When we tackle algebraic expressions, it's crucial to follow the Order of Operations, often remembered by the acronym PEMDAS: Parentheses, Exponents, Multiplication and Division (from left to right), Addition and Subtraction (from left to right). Applying this order ensures that expressions are simplified correctly. In our exercise, despite the absence of parentheses, we still adhere to evaluating exponentiation before division and subtraction.

• First, solve any calculations involving exponents.
• Next, proceed to division and multiplication as they appear from left to right.
• Finally, handle addition and subtraction from left to right.

Following these rules, we maintain consistency and accuracy in evaluating the expression. This prioritization helps clarify which operations to perform first, avoiding confusion and errors.

Exponentiation is a mathematical operation involving two numbers, the base and the exponent. The base is raised to the power of the exponent, meaning the base is multiplied by itself the number of times indicated by the exponent. For example, in our expression \(-5^2\), only the 5 is squared.

• The exponent "2" means you multiply the base, 5, by itself: \(5 \times 5 = 25\).
• However, the negative sign before the expression must be considered separately as it is not inside parentheses. This means we interpret it as \(-(5^2)\).
• Thus, the expression evaluates to \(-25\), not (+25), which is a common mistake.

Paying close attention to the placement of negative signs and parentheses is important in getting the correct result.

After handling exponents, division takes precedence over subtraction. In this context, division is the process by which one number is divided by another, effectively determining how many times the divisor can fit into the dividend. From the given exercise:

• We have \(20 \div 4 = 5\), which simplifies our expression further.
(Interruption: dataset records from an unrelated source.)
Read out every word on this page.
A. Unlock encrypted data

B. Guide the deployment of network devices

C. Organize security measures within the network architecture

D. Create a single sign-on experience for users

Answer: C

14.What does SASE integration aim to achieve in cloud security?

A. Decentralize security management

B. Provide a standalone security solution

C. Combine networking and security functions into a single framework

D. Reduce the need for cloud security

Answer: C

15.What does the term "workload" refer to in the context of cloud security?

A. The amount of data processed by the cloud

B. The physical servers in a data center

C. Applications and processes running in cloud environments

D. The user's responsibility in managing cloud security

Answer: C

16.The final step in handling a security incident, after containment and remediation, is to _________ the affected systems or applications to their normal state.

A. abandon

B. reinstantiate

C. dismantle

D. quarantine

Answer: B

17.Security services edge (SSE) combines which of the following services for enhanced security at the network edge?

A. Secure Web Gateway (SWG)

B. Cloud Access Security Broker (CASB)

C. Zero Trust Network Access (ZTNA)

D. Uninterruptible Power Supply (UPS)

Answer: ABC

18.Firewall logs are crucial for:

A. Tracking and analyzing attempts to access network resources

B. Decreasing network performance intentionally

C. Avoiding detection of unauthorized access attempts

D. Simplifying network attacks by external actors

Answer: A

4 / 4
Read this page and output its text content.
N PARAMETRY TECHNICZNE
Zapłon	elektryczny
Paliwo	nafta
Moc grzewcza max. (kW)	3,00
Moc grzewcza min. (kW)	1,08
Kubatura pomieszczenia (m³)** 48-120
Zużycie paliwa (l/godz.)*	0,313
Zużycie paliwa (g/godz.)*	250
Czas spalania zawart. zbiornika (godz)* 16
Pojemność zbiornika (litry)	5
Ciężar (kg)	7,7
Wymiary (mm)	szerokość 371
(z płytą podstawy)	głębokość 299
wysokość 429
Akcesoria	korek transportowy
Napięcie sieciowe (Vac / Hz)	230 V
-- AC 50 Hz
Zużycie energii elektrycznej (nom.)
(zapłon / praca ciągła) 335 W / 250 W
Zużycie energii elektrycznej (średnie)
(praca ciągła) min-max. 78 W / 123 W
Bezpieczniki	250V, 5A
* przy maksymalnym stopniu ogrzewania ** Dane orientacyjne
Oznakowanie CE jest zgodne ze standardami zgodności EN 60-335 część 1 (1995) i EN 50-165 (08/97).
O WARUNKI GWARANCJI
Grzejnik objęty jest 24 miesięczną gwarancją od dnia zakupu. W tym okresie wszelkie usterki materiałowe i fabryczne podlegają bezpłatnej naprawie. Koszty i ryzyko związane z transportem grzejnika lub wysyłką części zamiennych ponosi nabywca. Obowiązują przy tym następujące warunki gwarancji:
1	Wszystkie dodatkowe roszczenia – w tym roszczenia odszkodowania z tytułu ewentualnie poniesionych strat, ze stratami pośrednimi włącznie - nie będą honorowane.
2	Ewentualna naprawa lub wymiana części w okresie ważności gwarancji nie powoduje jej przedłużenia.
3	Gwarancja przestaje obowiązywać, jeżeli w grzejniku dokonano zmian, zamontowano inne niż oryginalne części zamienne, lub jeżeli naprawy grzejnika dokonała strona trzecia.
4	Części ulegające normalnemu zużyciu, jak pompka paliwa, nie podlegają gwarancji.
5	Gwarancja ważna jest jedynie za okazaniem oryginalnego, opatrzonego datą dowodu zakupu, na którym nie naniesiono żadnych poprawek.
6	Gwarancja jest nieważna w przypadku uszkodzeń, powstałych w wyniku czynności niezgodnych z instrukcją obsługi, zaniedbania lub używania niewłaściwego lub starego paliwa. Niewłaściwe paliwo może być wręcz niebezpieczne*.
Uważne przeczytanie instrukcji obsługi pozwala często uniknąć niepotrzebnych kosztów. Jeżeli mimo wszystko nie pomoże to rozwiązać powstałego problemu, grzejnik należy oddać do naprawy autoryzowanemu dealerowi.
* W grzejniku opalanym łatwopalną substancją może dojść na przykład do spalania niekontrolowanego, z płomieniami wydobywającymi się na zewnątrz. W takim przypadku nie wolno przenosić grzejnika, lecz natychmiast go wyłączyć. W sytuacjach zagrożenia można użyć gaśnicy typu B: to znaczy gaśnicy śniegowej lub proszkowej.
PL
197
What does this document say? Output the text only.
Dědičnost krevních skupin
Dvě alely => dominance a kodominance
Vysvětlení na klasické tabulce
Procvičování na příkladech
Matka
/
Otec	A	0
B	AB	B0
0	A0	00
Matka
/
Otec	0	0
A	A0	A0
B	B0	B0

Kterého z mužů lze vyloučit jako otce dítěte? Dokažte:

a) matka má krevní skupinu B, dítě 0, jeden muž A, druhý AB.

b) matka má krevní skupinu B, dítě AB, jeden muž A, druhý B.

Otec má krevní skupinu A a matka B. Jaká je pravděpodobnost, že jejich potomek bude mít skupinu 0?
The subtraction operation is straightforward once division and exponentiation are resolved. It simply involves taking away one quantity from another, processed from left to right, while maintaining any negative signs in the correct position:

• First, solve \(-25 - 5 = -30.\)
• Then, continue with \(-30 - 2 = -32.\)

This sequential approach ensures that each step is clear and the final outcome is arrived at systematically, resulting in \(-32\). Remember, in subtraction especially, the order in which you perform calculations makes a difference in the result.